Time.com recently reported the findings of a new study that claims that the more attractive a baby, the more a Mom might love it. Read the excerpt below, and leave your opinions in the comments section below. Do you think these findings could be true?

From the article:

Moms might want to hang on to those Mother’s Day cards they got last month. There may not be much more familial goodwill forthcoming — at least not after kids get wind of a new study released by Harvard-affiliated McLean Hospital and published in the online journal PloS One. Turns out that your mother’s feelings for you may not be the unconditional things you always assumed. It’s possible, researchers say, that the prettier you were when you were born, the more she loved you.

It’s never been a secret that beautiful people get more breaks than everyone else, nor that the bias may start in the nursery. An oft cited — and deeply disturbing — Israeli study once showed that 70% of abused or abandoned children had at least one apparent flaw in their appearance, which otherwise had no impact on their health or educability. McLean psychiatrist Dr. Igor Elman and postdoctoral student Rinah Yamamoto devised a study to explore that phenomenon more closely. (See pictures of pregnant-belly art.)

Elman and Yamamoto recruited 27 volunteers — 13 men and 14 women — and sat them at computer screens where they were randomly shown pictures of 50 healthy and attractive babies and 30 others with distinct facial irregularities such as a cleft palate or a skin condition. The volunteers were told that each picture would remain on the screen for four seconds but they could shorten that time by clicking one key or prolong it by clicking another. What the researchers wanted to learn, Elman explains, is how much effort people were willing to exert to look at pictures of pretty babies or avoid pictures of less pretty ones — and, importantly, what that implies.

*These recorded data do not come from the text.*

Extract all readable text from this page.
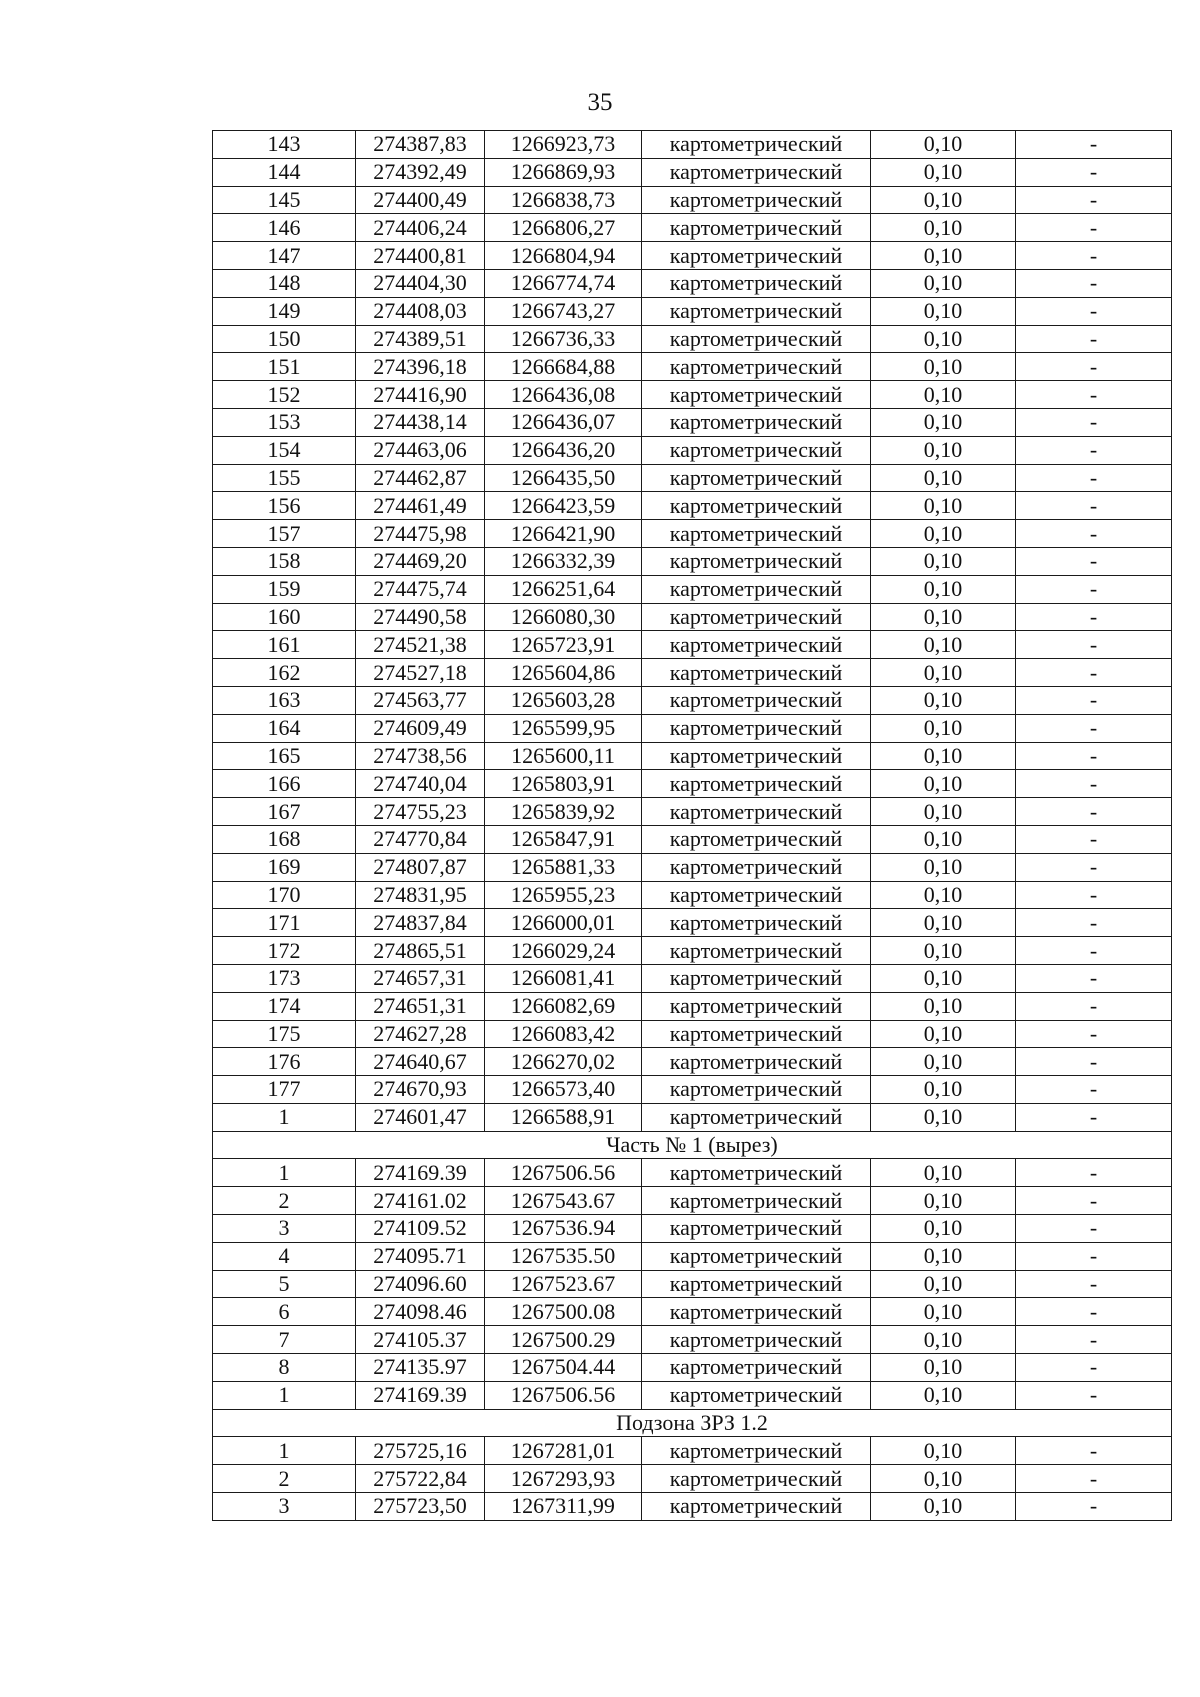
35
143	274387,83	1266923,73	картометрический	0,10	-
144	274392,49	1266869,93	картометрический	0,10	-
145	274400,49	1266838,73	картометрический	0,10	-
146	274406,24	1266806,27	картометрический	0,10	-
147	274400,81	1266804,94	картометрический	0,10	-
148	274404,30	1266774,74	картометрический	0,10	-
149	274408,03	1266743,27	картометрический	0,10	-
150	274389,51	1266736,33	картометрический	0,10	-
151	274396,18	1266684,88	картометрический	0,10	-
152	274416,90	1266436,08	картометрический	0,10	-
153	274438,14	1266436,07	картометрический	0,10	-
154	274463,06	1266436,20	картометрический	0,10	-
155	274462,87	1266435,50	картометрический	0,10	-
156	274461,49	1266423,59	картометрический	0,10	-
157	274475,98	1266421,90	картометрический	0,10	-
158	274469,20	1266332,39	картометрический	0,10	-
159	274475,74	1266251,64	картометрический	0,10	-
160	274490,58	1266080,30	картометрический	0,10	-
161	274521,38	1265723,91	картометрический	0,10	-
162	274527,18	1265604,86	картометрический	0,10	-
163	274563,77	1265603,28	картометрический	0,10	-
164	274609,49	1265599,95	картометрический	0,10	-
165	274738,56	1265600,11	картометрический	0,10	-
166	274740,04	1265803,91	картометрический	0,10	-
167	274755,23	1265839,92	картометрический	0,10	-
168	274770,84	1265847,91	картометрический	0,10	-
169	274807,87	1265881,33	картометрический	0,10	-
170	274831,95	1265955,23	картометрический	0,10	-
171	274837,84	1266000,01	картометрический	0,10	-
172	274865,51	1266029,24	картометрический	0,10	-
173	274657,31	1266081,41	картометрический	0,10	-
174	274651,31	1266082,69	картометрический	0,10	-
175	274627,28	1266083,42	картометрический	0,10	-
176	274640,67	1266270,02	картометрический	0,10	-
177	274670,93	1266573,40	картометрический	0,10	-
1	274601,47	1266588,91	картометрический	0,10	-
Часть № 1 (вырез)					
1	274169.39	1267506.56	картометрический	0,10	-
2	274161.02	1267543.67	картометрический	0,10	-
3	274109.52	1267536.94	картометрический	0,10	-
4	274095.71	1267535.50	картометрический	0,10	-
5	274096.60	1267523.67	картометрический	0,10	-
6	274098.46	1267500.08	картометрический	0,10	-
7	274105.37	1267500.29	картометрический	0,10	-
8	274135.97	1267504.44	картометрический	0,10	-
1	274169.39	1267506.56	картометрический	0,10	-
Подзона ЗРЗ 1.2					
1	275725,16	1267281,01	картометрический	0,10	-
2	275722,84	1267293,93	картометрический	0,10	-
3	275723,50	1267311,99	картометрический	0,10	-
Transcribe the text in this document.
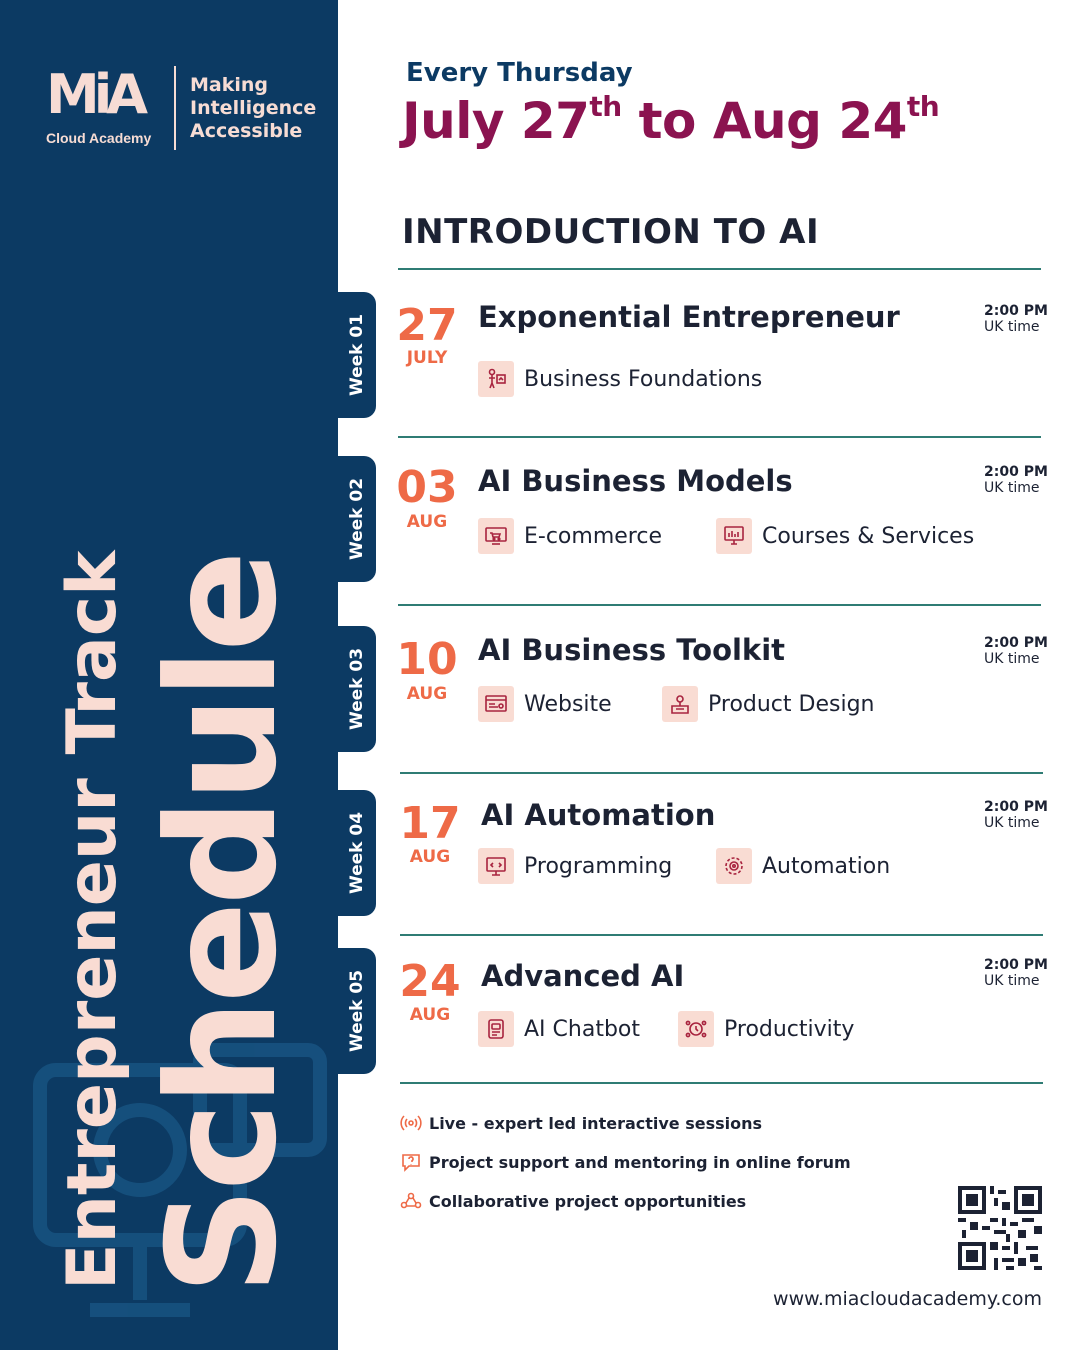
Entrepreneur Track Schedule
MiA
Cloud Academy
Making
Intelligence
Accessible
Week 01
Week 02
Week 03
Week 04
Week 05
Every Thursday
July 27th to Aug 24th
INTRODUCTION TO AI
27
JULY
Exponential Entrepreneur	2:00 PM
UK time
Business Foundations
03
AUG
AI Business Models	2:00 PM
UK time
E-commerce	Courses & Services
10
AUG
AI Business Toolkit	2:00 PM
UK time
Website	Product Design
17
AUG
AI Automation	2:00 PM
UK time
Programming	Automation
24
AUG
Advanced AI	2:00 PM
UK time
AI Chatbot	Productivity
Live - expert led interactive sessions
Project support and mentoring in online forum
Collaborative project opportunities
www.miacloudacademy.com
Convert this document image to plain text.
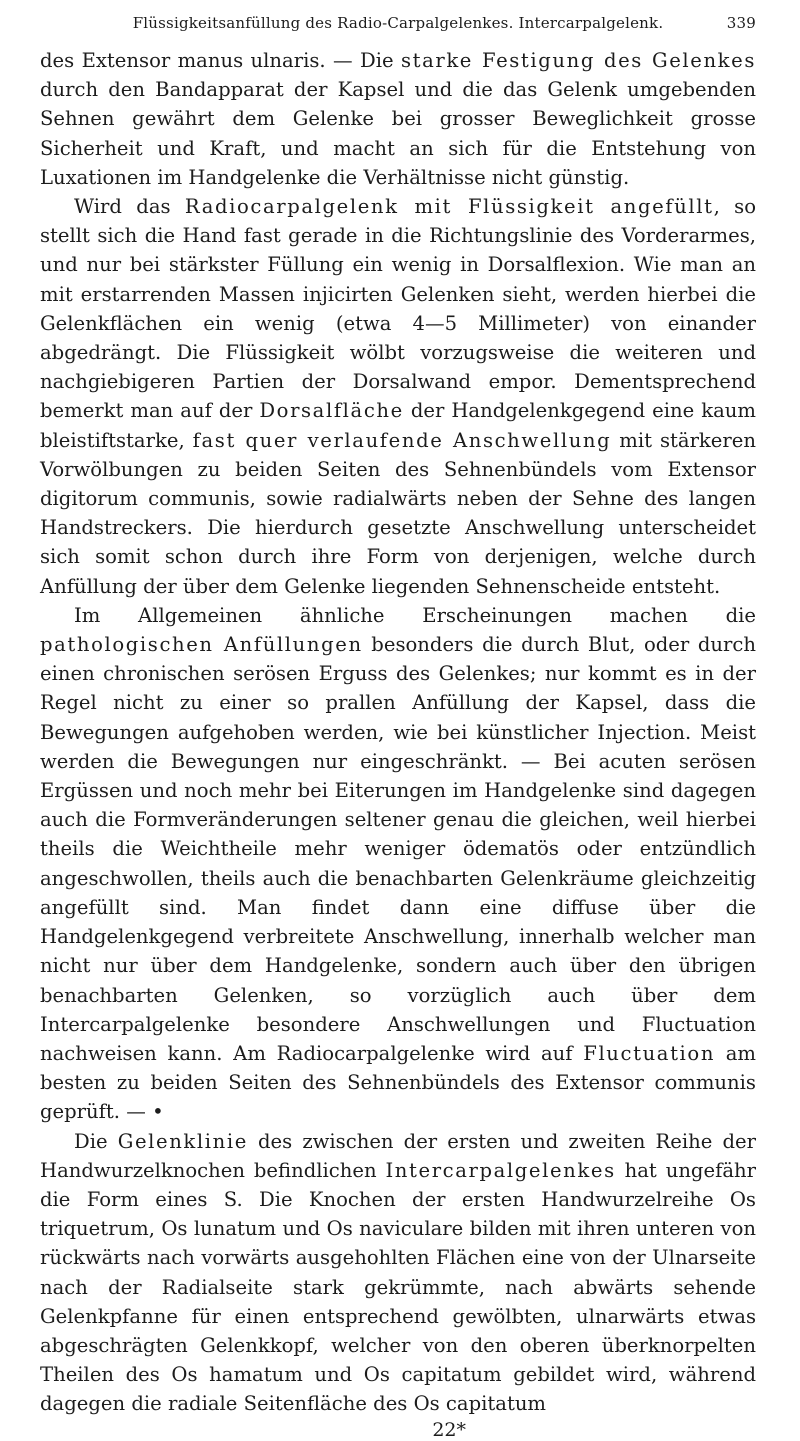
Flüssigkeitsanfüllung des Radio-Carpalgelenkes. Intercarpalgelenk.	339

des Extensor manus ulnaris. — Die starke Festigung des Gelenkes durch den Bandapparat der Kapsel und die das Gelenk umgebenden Sehnen gewährt dem Gelenke bei grosser Beweglichkeit grosse Sicherheit und Kraft, und macht an sich für die Entstehung von Luxationen im Handgelenke die Verhältnisse nicht günstig.

Wird das Radiocarpalgelenk mit Flüssigkeit angefüllt, so stellt sich die Hand fast gerade in die Richtungslinie des Vorderarmes, und nur bei stärkster Füllung ein wenig in Dorsalflexion. Wie man an mit erstarrenden Massen injicirten Gelenken sieht, werden hierbei die Gelenkflächen ein wenig (etwa 4—5 Millimeter) von einander abgedrängt. Die Flüssigkeit wölbt vorzugsweise die weiteren und nachgiebigeren Partien der Dorsalwand empor. Dementsprechend bemerkt man auf der Dorsalfläche der Handgelenkgegend eine kaum bleistiftstarke, fast quer verlaufende Anschwellung mit stärkeren Vorwölbungen zu beiden Seiten des Sehnenbündels vom Extensor digitorum communis, sowie radialwärts neben der Sehne des langen Handstreckers. Die hierdurch gesetzte Anschwellung unterscheidet sich somit schon durch ihre Form von derjenigen, welche durch Anfüllung der über dem Gelenke liegenden Sehnenscheide entsteht.

Im Allgemeinen ähnliche Erscheinungen machen die pathologischen Anfüllungen besonders die durch Blut, oder durch einen chronischen serösen Erguss des Gelenkes; nur kommt es in der Regel nicht zu einer so prallen Anfüllung der Kapsel, dass die Bewegungen aufgehoben werden, wie bei künstlicher Injection. Meist werden die Bewegungen nur eingeschränkt. — Bei acuten serösen Ergüssen und noch mehr bei Eiterungen im Handgelenke sind dagegen auch die Formveränderungen seltener genau die gleichen, weil hierbei theils die Weichtheile mehr weniger ödematös oder entzündlich angeschwollen, theils auch die benachbarten Gelenkräume gleichzeitig angefüllt sind. Man findet dann eine diffuse über die Handgelenkgegend verbreitete Anschwellung, innerhalb welcher man nicht nur über dem Handgelenke, sondern auch über den übrigen benachbarten Gelenken, so vorzüglich auch über dem Intercarpalgelenke besondere Anschwellungen und Fluctuation nachweisen kann. Am Radiocarpalgelenke wird auf Fluctuation am besten zu beiden Seiten des Sehnenbündels des Extensor communis geprüft. — •

Die Gelenklinie des zwischen der ersten und zweiten Reihe der Handwurzelknochen befindlichen Intercarpalgelenkes hat ungefähr die Form eines S. Die Knochen der ersten Handwurzelreihe Os triquetrum, Os lunatum und Os naviculare bilden mit ihren unteren von rückwärts nach vorwärts ausgehohlten Flächen eine von der Ulnarseite nach der Radialseite stark gekrümmte, nach abwärts sehende Gelenkpfanne für einen entsprechend gewölbten, ulnarwärts etwas abgeschrägten Gelenkkopf, welcher von den oberen überknorpelten Theilen des Os hamatum und Os capitatum gebildet wird, während dagegen die radiale Seitenfläche des Os capitatum

22*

Much of the answer, they found out, depends on the beholder’s sex. The men in the study were less likely than women to click off photos of unattractive babies — viewing them for the full four seconds — but clicked quite a bit to hold on to the images of the pretty ones. Their reactions were the same whether they had children of their own or not. Women, conversely, left the keyboard alone when they were looking at pretty babies but hurried away from the less attractive ones — with the results again not seeming to be influenced by whether or not they were mothers themselves.

“[Women] pressed the key 2.5 times as much to get rid of those pictures,” Elman says. “That’s highly statistically significant.”